ツルツルのスキンヘッドじゃないけど、限界ギリギリまで短くしてるのが分かる。
何故だかビクビクしながら玄関まで忍び足で近づくと、ケンくんは頭を下げたまま謝罪を続けた。
「もし!足舐めろと言うなら喜んで舐めます!だからどうか許して下さい!」
「・・・足、舐めたいの?」
「はい! あ、違う、別に舐めたいわけじゃ。許して貰えるならそれくらい躊躇せずにするぞっていう覚悟と意気込みを伝えたくて」
「っていうか、何で頭青いの?」
「反省の意を表そうと思ったんだけど、頭丸めたくても元々坊主だったから代わりに限界まで短くしてみた。普段は5分刈りなんだけど、今回は5厘刈りまで攻めた」
「いやいやいや、坊主にしか分からない坊主事情とか意味わかんないんだけど」
「5分刈りが9ミリ程度で、5厘刈り1.5ミリ程度。本当は眉毛も剃ろうと思ったけど、流石にそこまでする勇気は無かった」
「だから説明されても分かんないって」
どんな顔してどんな会話すれば良いのか分かんなかったのに、ケンくんの青光りしてる頭に全部持って行かれて、悩んでたこともどっかに行っちゃってた。

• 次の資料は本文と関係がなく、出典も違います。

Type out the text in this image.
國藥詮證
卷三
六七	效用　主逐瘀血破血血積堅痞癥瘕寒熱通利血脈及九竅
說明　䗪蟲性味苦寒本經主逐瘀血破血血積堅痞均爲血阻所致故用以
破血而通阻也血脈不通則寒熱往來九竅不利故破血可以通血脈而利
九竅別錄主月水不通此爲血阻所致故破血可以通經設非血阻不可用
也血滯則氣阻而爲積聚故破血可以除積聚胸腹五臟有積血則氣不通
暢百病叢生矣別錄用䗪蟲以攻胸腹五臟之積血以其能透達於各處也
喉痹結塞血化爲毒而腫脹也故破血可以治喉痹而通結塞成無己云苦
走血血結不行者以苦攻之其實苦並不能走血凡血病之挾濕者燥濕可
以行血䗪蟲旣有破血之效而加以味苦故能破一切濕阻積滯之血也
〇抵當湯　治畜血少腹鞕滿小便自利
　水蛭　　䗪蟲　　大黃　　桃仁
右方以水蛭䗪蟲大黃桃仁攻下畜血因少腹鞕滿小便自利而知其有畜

ローファー履いて玄関出てからもケンくんはずっと謝りながらも「あの時脚が痺れてたせいで悪気は無かった」としつこく釈明していた。
「はぁ、もう良いよ。ワザとじゃないって分かったから」
「そうか。でも本当にごめん」
「だからもう良いって。 ・・・ヒナだってずっと無視しててごめん」
「いや、六栗は怒って当然だし、謝る必要なんてないはず」
「でも、ケンくんはどうしてそんなに必死に謝ってくれたの?こんだけ無視されてたらムカついたりしないの?」
「え?なんで?全部俺が悪いのに何で俺が怒らないといけないの?そんなのただの逆恨みで超格好悪いじゃん」
「そうだね。ケンくんはそういう人(そう考える人)だね」
ケンくんはまだゴチャゴチャ言ってたけど、今回は許すことにした。
って言うか、ケンくんのお陰で許すことが出来たって感じ。
私は意地になったり凹んで引き篭ったりして自分から歩み寄ろうとしなかったのに、ケンくんは真っ直ぐにそれをしてくれてた。
きっとそれは誰にでも出来る事じゃなくて、ケンくんだから出来ることだと思う。
気になることはまだまだ残ったままだけど、ケンくんと仲直りしたいのは間違いないし、また距離出来たりしたらそれこそ私の知らないところでカノジョ作ったりして取り返しが付かなくなる。
ケンくんが誰を好きになったのかは分からないけど、それだけは絶対に阻止しないとダメだから。